Saturday, September 5, 2009

What if Noynoy says "No"?

“That, in fact, is the power of the imagination, which, combining the memory of gold with that of mountain, can compose the idea of a golden mountain.” – Umberto Eco in The Name of the Rose.

I can imagine what Noynoy and his sisters are going through. The political developments went so rapidly and now Noynoy, as he wrestles with conflicting forces pulling on him, must be thinking thoughts like those of Macbeth:

Why do I yield to such suggestion

Whose horrid image doth unfix my hair

And make my seated heart knock at my ribs

Against the use of nature? Present fears

Are less than horrible imaginings.

Cory, of course, went through a similar struggle; but in her case it was a protracted decision process aided by a small group whose main objective was to unite the opposition against President Macos.

As early as 1984 a group of private citizens, non-politicians all, had been regularly meeting to explore what could be done about the national situation. As one member of the group used to say, “What if . . .?” One concrete product of those meetings was the formation of the organization Manindigan! which until now still makes an occasional foray into public issues. As talk about the deteriorating health of President Marcos and about the possibility of a sudden presidential election grew louder, the meetings began to center around a “fast track” approach to choosing a presidential candidate. Indeed, there were known wannabes.

The concrete shape the discussion took was the formation of the “Convenor Group” composed of Lorenzo TaƱada, Cory Aquino and Jaime Ongpin. The legitimacy of the mandate of the group was challenged and even ridiculed by not a few. But eventually the “Convenor Group” succeeded in forging a consensus among oppositionists to draft Corazon C. Aquino as the common presidential candidate.

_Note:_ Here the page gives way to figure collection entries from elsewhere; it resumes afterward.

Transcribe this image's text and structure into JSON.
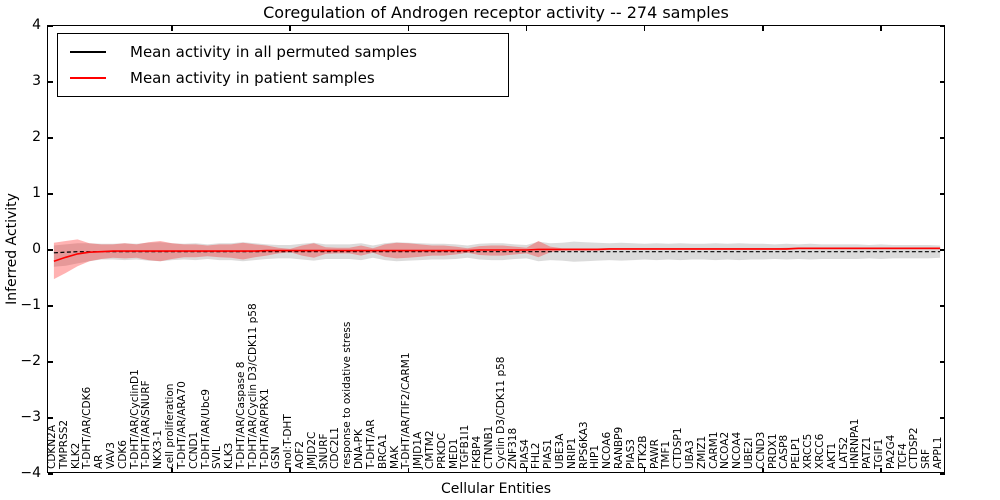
{
  "figure": {
    "title": "Coregulation of Androgen receptor activity -- 274 samples",
    "xlabel": "Cellular Entities",
    "ylabel": "Inferred Activity"
  },
  "legend": {
    "entries": [
      {
        "label": "Mean activity in all permuted samples",
        "color": "#000000"
      },
      {
        "label": "Mean activity in patient samples",
        "color": "#ff0000"
      }
    ]
  },
  "chart_data": {
    "type": "line",
    "title": "Coregulation of Androgen receptor activity -- 274 samples",
    "xlabel": "Cellular Entities",
    "ylabel": "Inferred Activity",
    "ylim": [
      -4,
      4
    ],
    "yticks": [
      4,
      3,
      2,
      1,
      0,
      -1,
      -2,
      -3,
      -4
    ],
    "grid": false,
    "legend_position": "upper left",
    "categories": [
      "CDKN2A",
      "TMPRSS2",
      "KLK2",
      "T-DHT/AR/CDK6",
      "AR",
      "VAV3",
      "CDK6",
      "T-DHT/AR/CyclinD1",
      "T-DHT/AR/SNURF",
      "NKX3-1",
      "cell proliferation",
      "T-DHT/AR/ARA70",
      "CCND1",
      "T-DHT/AR/Ubc9",
      "SVIL",
      "KLK3",
      "T-DHT/AR/Caspase 8",
      "T-DHT/AR/Cyclin D3/CDK11 p58",
      "T-DHT/AR/PRX1",
      "GSN",
      "mol:T-DHT",
      "AOF2",
      "JMJD2C",
      "SNURF",
      "CDC2L1",
      "response to oxidative stress",
      "DNA-PK",
      "T-DHT/AR",
      "BRCA1",
      "MAK",
      "T-DHT/AR/TIF2/CARM1",
      "JMJD1A",
      "CMTM2",
      "PRKDC",
      "MED1",
      "TGFB1I1",
      "FKBP4",
      "CTNNB1",
      "Cyclin D3/CDK11 p58",
      "ZNF318",
      "PIAS4",
      "FHL2",
      "PIAS1",
      "UBE3A",
      "NRIP1",
      "RPS6KA3",
      "HIP1",
      "NCOA6",
      "RANBP9",
      "PIAS3",
      "PTK2B",
      "PAWR",
      "TMF1",
      "CTDSP1",
      "UBA3",
      "ZMIZ1",
      "CARM1",
      "NCOA2",
      "NCOA4",
      "UBE2I",
      "CCND3",
      "PRDX1",
      "CASP8",
      "PELP1",
      "XRCC5",
      "XRCC6",
      "AKT1",
      "LATS2",
      "HNRNPA1",
      "PATZ1",
      "TGIF1",
      "PA2G4",
      "TCF4",
      "CTDSP2",
      "SRF",
      "APPL1"
    ],
    "series": [
      {
        "name": "Mean activity in all permuted samples",
        "color": "#000000",
        "line_style": "dashed",
        "band_color": "rgba(110,110,110,0.25)",
        "values": [
          -0.05,
          -0.04,
          -0.03,
          -0.03,
          -0.03,
          -0.03,
          -0.03,
          -0.03,
          -0.03,
          -0.03,
          -0.03,
          -0.03,
          -0.03,
          -0.03,
          -0.03,
          -0.03,
          -0.03,
          -0.03,
          -0.03,
          -0.03,
          -0.03,
          -0.03,
          -0.03,
          -0.03,
          -0.03,
          -0.03,
          -0.03,
          -0.03,
          -0.03,
          -0.03,
          -0.03,
          -0.03,
          -0.03,
          -0.03,
          -0.03,
          -0.03,
          -0.03,
          -0.03,
          -0.03,
          -0.03,
          -0.03,
          -0.03,
          -0.03,
          -0.03,
          -0.03,
          -0.03,
          -0.03,
          -0.03,
          -0.03,
          -0.03,
          -0.03,
          -0.03,
          -0.03,
          -0.03,
          -0.03,
          -0.03,
          -0.03,
          -0.03,
          -0.03,
          -0.03,
          -0.03,
          -0.03,
          -0.03,
          -0.03,
          -0.03,
          -0.03,
          -0.03,
          -0.03,
          -0.03,
          -0.03,
          -0.03,
          -0.03,
          -0.03,
          -0.03,
          -0.03,
          -0.03
        ],
        "band_upper": [
          0.08,
          0.1,
          0.12,
          0.12,
          0.11,
          0.11,
          0.12,
          0.11,
          0.13,
          0.14,
          0.12,
          0.11,
          0.12,
          0.1,
          0.12,
          0.12,
          0.14,
          0.12,
          0.1,
          0.09,
          0.09,
          0.11,
          0.13,
          0.1,
          0.1,
          0.1,
          0.12,
          0.08,
          0.12,
          0.14,
          0.13,
          0.12,
          0.11,
          0.11,
          0.1,
          0.08,
          0.11,
          0.12,
          0.12,
          0.1,
          0.09,
          0.15,
          0.12,
          0.13,
          0.15,
          0.14,
          0.13,
          0.12,
          0.13,
          0.12,
          0.11,
          0.12,
          0.11,
          0.12,
          0.11,
          0.11,
          0.12,
          0.11,
          0.12,
          0.11,
          0.11,
          0.1,
          0.11,
          0.1,
          0.11,
          0.1,
          0.1,
          0.1,
          0.1,
          0.09,
          0.1,
          0.09,
          0.09,
          0.09,
          0.09,
          0.08
        ],
        "band_lower": [
          -0.3,
          -0.28,
          -0.24,
          -0.2,
          -0.17,
          -0.17,
          -0.18,
          -0.17,
          -0.19,
          -0.2,
          -0.18,
          -0.17,
          -0.18,
          -0.16,
          -0.18,
          -0.18,
          -0.2,
          -0.18,
          -0.16,
          -0.15,
          -0.15,
          -0.17,
          -0.19,
          -0.16,
          -0.16,
          -0.16,
          -0.18,
          -0.14,
          -0.18,
          -0.2,
          -0.19,
          -0.18,
          -0.17,
          -0.17,
          -0.16,
          -0.14,
          -0.17,
          -0.18,
          -0.18,
          -0.16,
          -0.15,
          -0.2,
          -0.18,
          -0.19,
          -0.21,
          -0.2,
          -0.19,
          -0.18,
          -0.19,
          -0.18,
          -0.17,
          -0.18,
          -0.17,
          -0.18,
          -0.17,
          -0.17,
          -0.18,
          -0.17,
          -0.18,
          -0.17,
          -0.17,
          -0.16,
          -0.17,
          -0.16,
          -0.17,
          -0.16,
          -0.16,
          -0.16,
          -0.16,
          -0.15,
          -0.16,
          -0.15,
          -0.15,
          -0.15,
          -0.15,
          -0.14
        ]
      },
      {
        "name": "Mean activity in patient samples",
        "color": "#ff0000",
        "line_style": "solid",
        "band_color": "rgba(255,0,0,0.30)",
        "values": [
          -0.2,
          -0.13,
          -0.07,
          -0.04,
          -0.03,
          -0.02,
          -0.02,
          -0.02,
          -0.02,
          -0.02,
          -0.02,
          -0.02,
          -0.02,
          -0.02,
          -0.02,
          -0.02,
          -0.02,
          -0.02,
          -0.01,
          -0.01,
          -0.01,
          -0.01,
          -0.01,
          -0.01,
          -0.01,
          -0.01,
          -0.01,
          -0.01,
          -0.01,
          -0.01,
          -0.01,
          -0.01,
          -0.01,
          -0.01,
          -0.01,
          -0.01,
          0.0,
          0.0,
          0.0,
          0.0,
          0.0,
          0.01,
          0.01,
          0.01,
          0.01,
          0.01,
          0.01,
          0.02,
          0.02,
          0.02,
          0.02,
          0.02,
          0.02,
          0.02,
          0.02,
          0.02,
          0.02,
          0.02,
          0.02,
          0.02,
          0.02,
          0.02,
          0.02,
          0.03,
          0.03,
          0.03,
          0.03,
          0.03,
          0.03,
          0.03,
          0.03,
          0.03,
          0.03,
          0.03,
          0.03,
          0.03
        ],
        "band_upper": [
          0.13,
          0.16,
          0.19,
          0.12,
          0.1,
          0.1,
          0.12,
          0.1,
          0.14,
          0.16,
          0.12,
          0.1,
          0.1,
          0.08,
          0.1,
          0.1,
          0.13,
          0.1,
          0.08,
          0.04,
          0.02,
          0.08,
          0.12,
          0.05,
          0.04,
          0.04,
          0.08,
          0.03,
          0.1,
          0.13,
          0.12,
          0.1,
          0.08,
          0.08,
          0.06,
          0.03,
          0.07,
          0.08,
          0.08,
          0.06,
          0.04,
          0.16,
          0.06,
          0.03,
          0.03,
          0.03,
          0.03,
          0.03,
          0.03,
          0.03,
          0.03,
          0.03,
          0.03,
          0.03,
          0.03,
          0.03,
          0.03,
          0.03,
          0.03,
          0.03,
          0.03,
          0.03,
          0.04,
          0.04,
          0.04,
          0.04,
          0.04,
          0.04,
          0.04,
          0.04,
          0.04,
          0.04,
          0.04,
          0.04,
          0.04,
          0.04
        ],
        "band_lower": [
          -0.52,
          -0.41,
          -0.29,
          -0.2,
          -0.16,
          -0.14,
          -0.15,
          -0.14,
          -0.18,
          -0.2,
          -0.16,
          -0.13,
          -0.13,
          -0.11,
          -0.13,
          -0.14,
          -0.17,
          -0.13,
          -0.1,
          -0.06,
          -0.04,
          -0.1,
          -0.14,
          -0.07,
          -0.06,
          -0.06,
          -0.1,
          -0.05,
          -0.12,
          -0.15,
          -0.14,
          -0.12,
          -0.1,
          -0.1,
          -0.08,
          -0.05,
          -0.09,
          -0.1,
          -0.1,
          -0.08,
          -0.06,
          -0.13,
          -0.04,
          -0.01,
          -0.01,
          -0.01,
          -0.01,
          0.0,
          0.0,
          0.0,
          0.0,
          0.0,
          0.0,
          0.0,
          0.0,
          0.0,
          0.0,
          0.0,
          0.0,
          0.0,
          0.0,
          0.0,
          0.0,
          0.01,
          0.01,
          0.01,
          0.01,
          0.01,
          0.01,
          0.01,
          0.01,
          0.01,
          0.01,
          0.01,
          0.01,
          0.01
        ]
      }
    ]
  }
}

In the many discussions of the Convenor Group among themselves and also with a larger support group, it became evident that only Cory Aquino could win the support of all oppositionists. I doubt that Cory would have consented to run if she knew that she did not have the support of all. When she did decide to run, it was clear to her that the contest would be one on one: Aquino vs. Marcos.

At the time when Cory decided to run, Noynoy, I believe, was old enough to appreciate the agony his mother had to go through. He was also old enough to understand what persuaded her to make the plunge. I am sure that Noynon, looking back now, also realizes that, during the time of his mother, there was no one else strong enough to mount a campaign against the incumbent. In the end, all of them were willing to give up their ambition to support Cory. They realized after all that no one else would receive the suppot of all.

I am sure Noynoy in his retreat also wondered how many of the oppositionists would sacrifice their ambition to support him. I too am wondering about that especially now that our open party system has encouraged many to join the electoral contest.

Mar Roxas, Noynoy’s friend, has received praise for making his sacrifice. There is a point to that and Mar must have agonized over his decision. But there are also those who would downplay his sacrifice. Mar after all was far from being a front runner. It was not as if he was offering the prize to Noynoy on a silver platter.

Panlilio and Padaca are also prepared to make the sacrifice and give way to Noynoy. But I am not sure how much of a sacrifice that would mean.

Noynoy in his retreat must have asked God, “Will the stronger contenders be willing to give way to me?”

Will Noynoy’s decision depend on te answer from the Christian Delphic oracle? Or will the oracle answer the question at all? Providence might simply arrange a one on one contest for him as it happened for his mother?

But, to go back to my original question, what if Noynoy declines? If he does, for sure, the Liberal Party will have a problem. The party had banked on Mar Roxas but Roxas has chosen to retreat. Indeed, if Noynoy declines, Roxas, it seems to me, would have to resurrect his plans if he is to avoid the possible charge that he had used the clamor for Noynoy as a way out of a contest he could not win. If Roxas resurrects his plans, he will have gained points by his support for Noynoy.

What will 2010 be like? Back in 1986 it was so much easier to decide who to vote for. Now we are faced with a collection of choices who do not exactly make a tempting smorgassbord.

Our choice would be much easier if we could find among the wannabes someone who fits the description, mutatis mutandis, of Ted Kennedy by E.J.Dionne Jr. Dionne writes: “Ted Kennedy was treasured by liberals, loved by many of his conservative colleagues, revered by African Americans and Latinos, respected by hard-bitten political bosses, admired by students of the legislative process, and cherished by those who constituted the finest cadre of staff members ever assembled on Capitol Hill.

“The Kennedy paradox is that he managed to be esteemed by almost everyone without ever becoming all things to all people. He stood for large purposes, unequivocally and unapologetically, and never ducked tough choices. Yet he made it his business to get work done with anyone who would toil along with him. He was a friend, colleague, and human being before he was an ideologue or partisan, even though he was a joyful liberal and an implacable Democrat.”